4 thoughts on “Neoteny in literature

  1. I honestly wouldn't have thought of those traits as having an evolutionary advantage. Very interesting. Of course, my interest in your post is entirely based on an evolutionary bias I have towards information that is novel, and so should be taken with a grain of salt. Or something to a similar, witty effect. 🙂

  2. I often go back-n-forth on whether neoteny or paedomorphosis are even realities, let alone whether or how they characterize human evolution. But the idea that humans evolved by retaining juvenile characteristics is old, at least as old as Bolk in the early 20th century.
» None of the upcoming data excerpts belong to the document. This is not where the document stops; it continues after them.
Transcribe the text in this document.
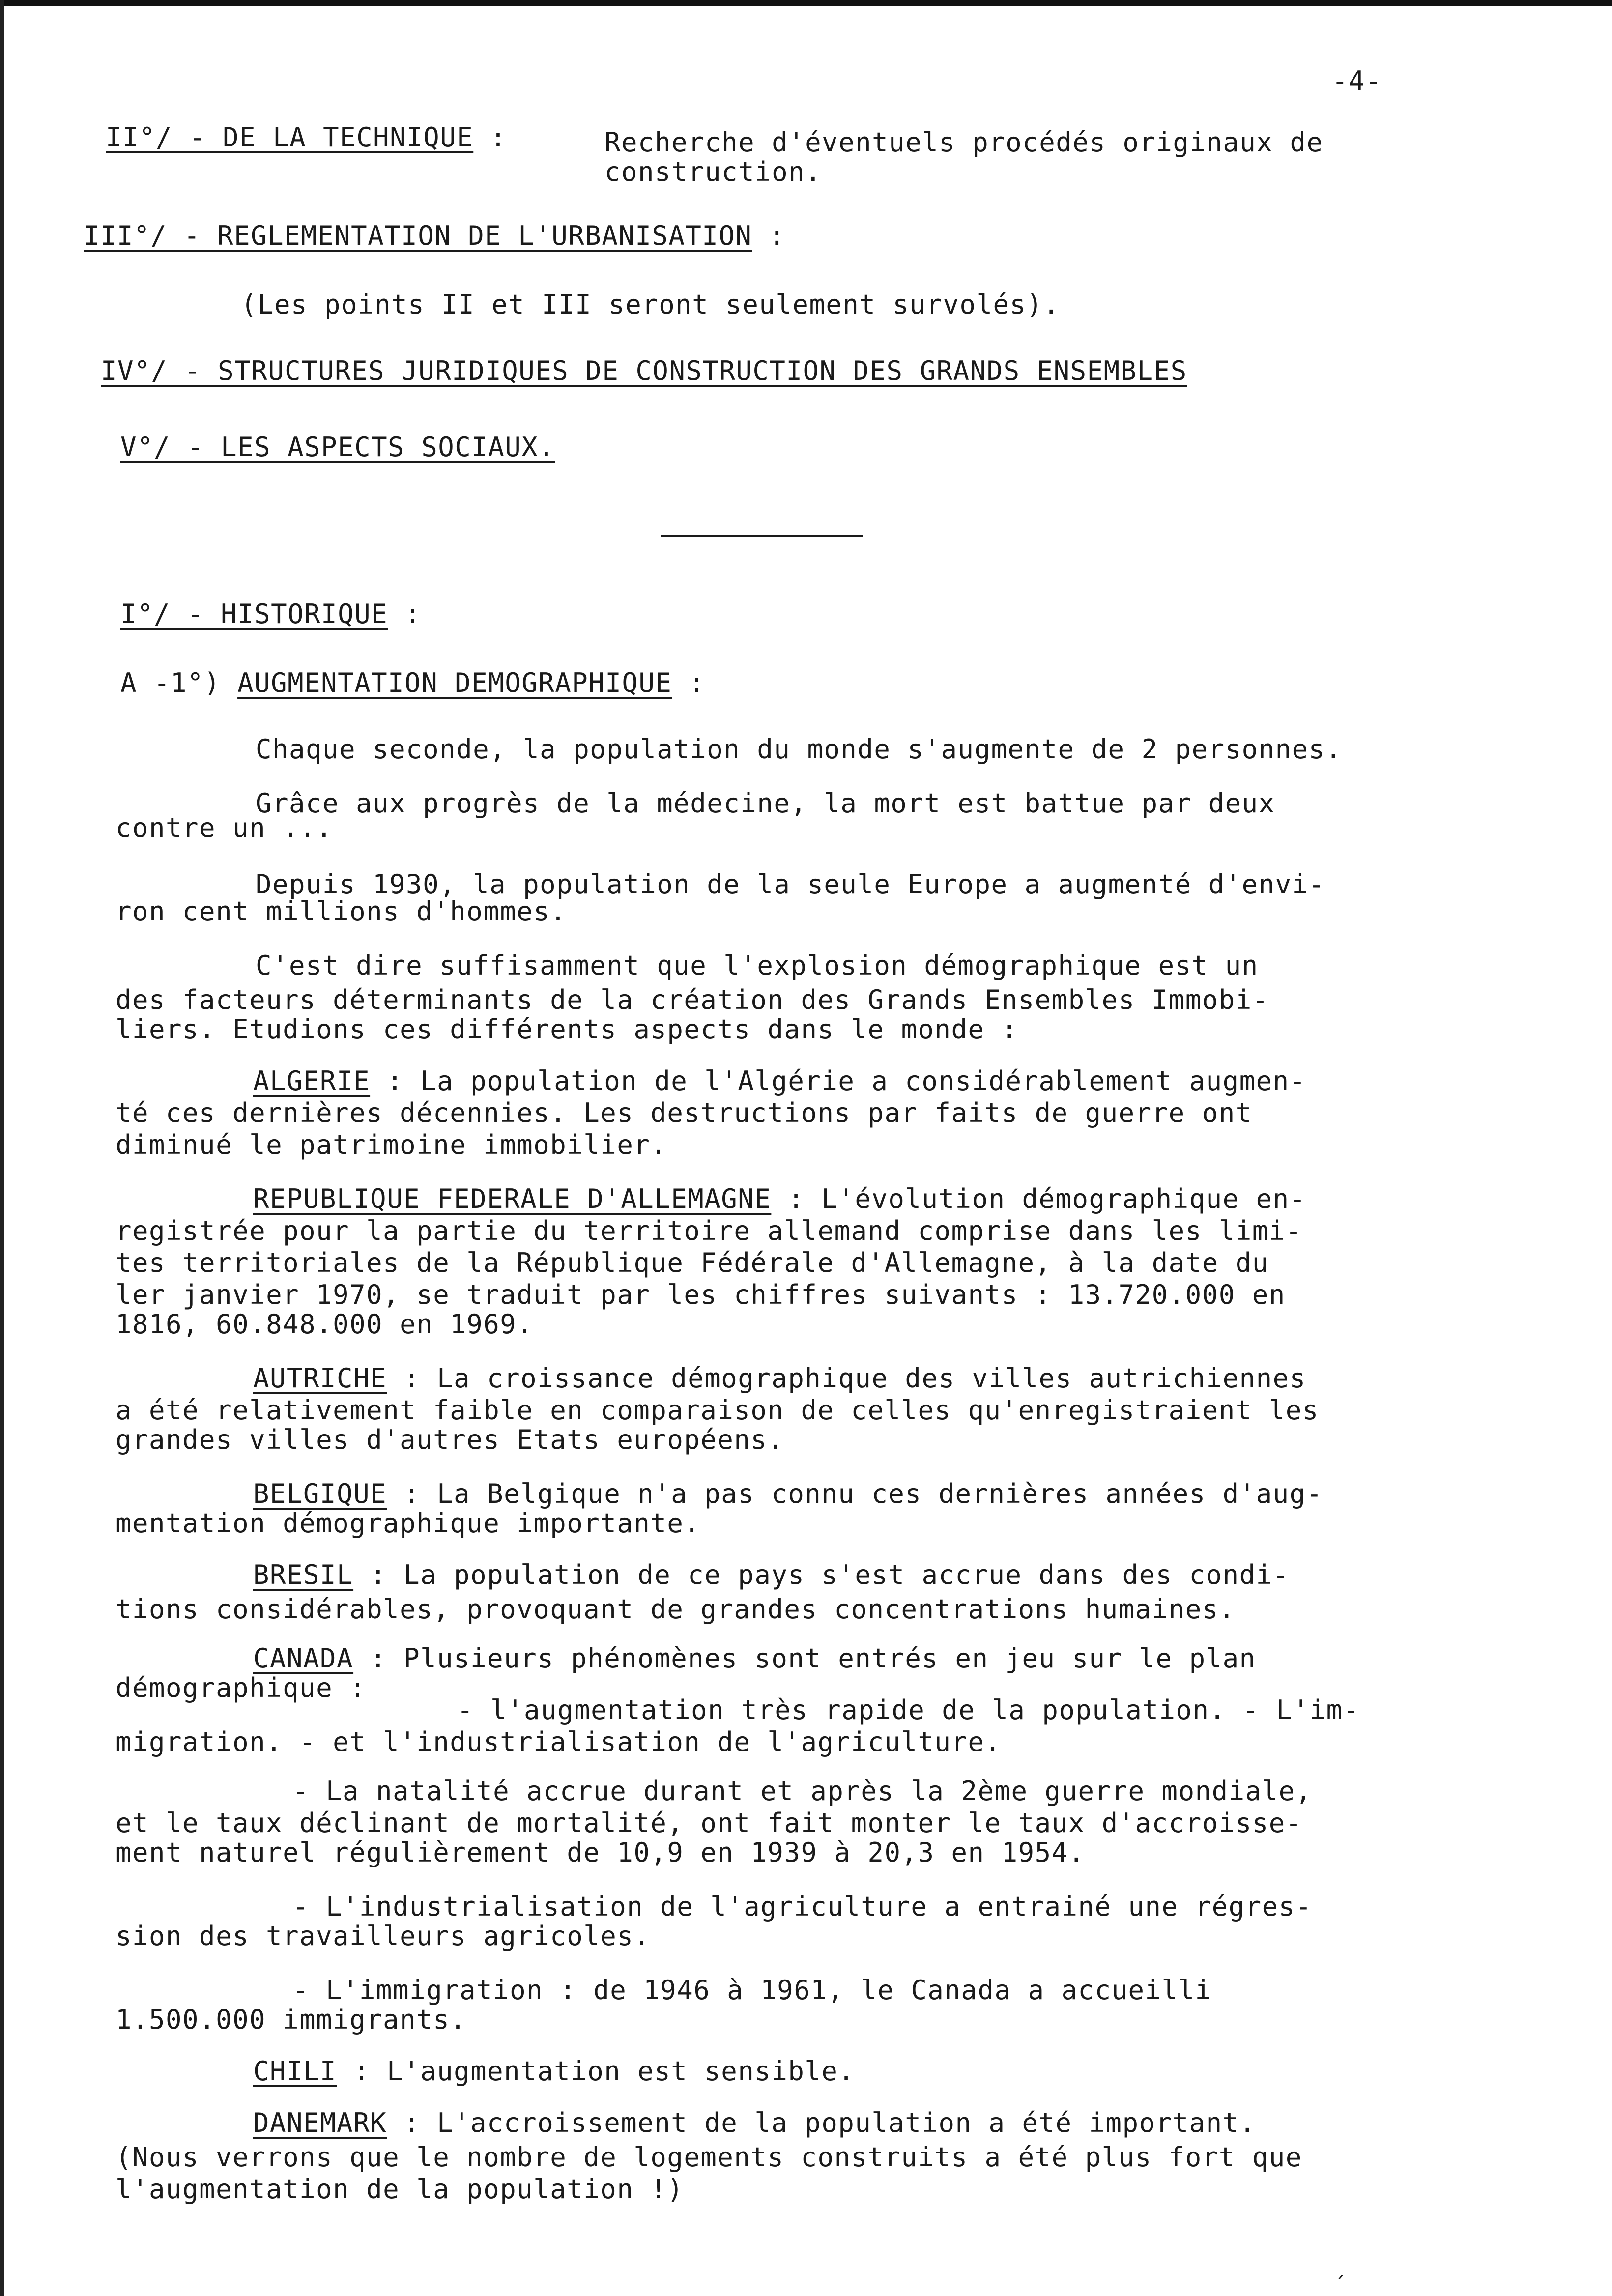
-4-
II°/ - DE LA TECHNIQUE :	Recherche d'éventuels procédés originaux de
construction.
III°/ - REGLEMENTATION DE L'URBANISATION :
(Les points II et III seront seulement survolés).
IV°/ - STRUCTURES JURIDIQUES DE CONSTRUCTION DES GRANDS ENSEMBLES
V°/ - LES ASPECTS SOCIAUX.
I°/ - HISTORIQUE :
A -1°) AUGMENTATION DEMOGRAPHIQUE :
Chaque seconde, la population du monde s'augmente de 2 personnes.
Grâce aux progrès de la médecine, la mort est battue par deux
contre un ...
Depuis 1930, la population de la seule Europe a augmenté d'envi-
ron cent millions d'hommes.
C'est dire suffisamment que l'explosion démographique est un
des facteurs déterminants de la création des Grands Ensembles Immobi-
liers. Etudions ces différents aspects dans le monde :
ALGERIE : La population de l'Algérie a considérablement augmen-
té ces dernières décennies. Les destructions par faits de guerre ont
diminué le patrimoine immobilier.
REPUBLIQUE FEDERALE D'ALLEMAGNE : L'évolution démographique en-
registrée pour la partie du territoire allemand comprise dans les limi-
tes territoriales de la République Fédérale d'Allemagne, à la date du
ler janvier 1970, se traduit par les chiffres suivants : 13.720.000 en
1816, 60.848.000 en 1969.
AUTRICHE : La croissance démographique des villes autrichiennes
a été relativement faible en comparaison de celles qu'enregistraient les
grandes villes d'autres Etats européens.
BELGIQUE : La Belgique n'a pas connu ces dernières années d'aug-
mentation démographique importante.
BRESIL : La population de ce pays s'est accrue dans des condi-
tions considérables, provoquant de grandes concentrations humaines.
CANADA : Plusieurs phénomènes sont entrés en jeu sur le plan
démographique :
- l'augmentation très rapide de la population. - L'im-
migration. - et l'industrialisation de l'agriculture.
- La natalité accrue durant et après la 2ème guerre mondiale,
et le taux déclinant de mortalité, ont fait monter le taux d'accroisse-
ment naturel régulièrement de 10,9 en 1939 à 20,3 en 1954.
- L'industrialisation de l'agriculture a entrainé une régres-
sion des travailleurs agricoles.
- L'immigration : de 1946 à 1961, le Canada a accueilli
1.500.000 immigrants.
CHILI : L'augmentation est sensible.
DANEMARK : L'accroissement de la population a été important.
(Nous verrons que le nombre de logements construits a été plus fort que
l'augmentation de la population !)
ˏ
Maybe he's just the one that really made the idea take off. Either way, Gould's Ontogeny and Phylogeny (1977) discusses the history of the idea almost too thoroughly.

  3. There is a nice review about Bolk's fertilazation hypothesis and the question whether or not you could apply it to human evolution in the third chapter of the "Handbook of Paleoanthropology" (1st. volume), so it might be worth to check this out.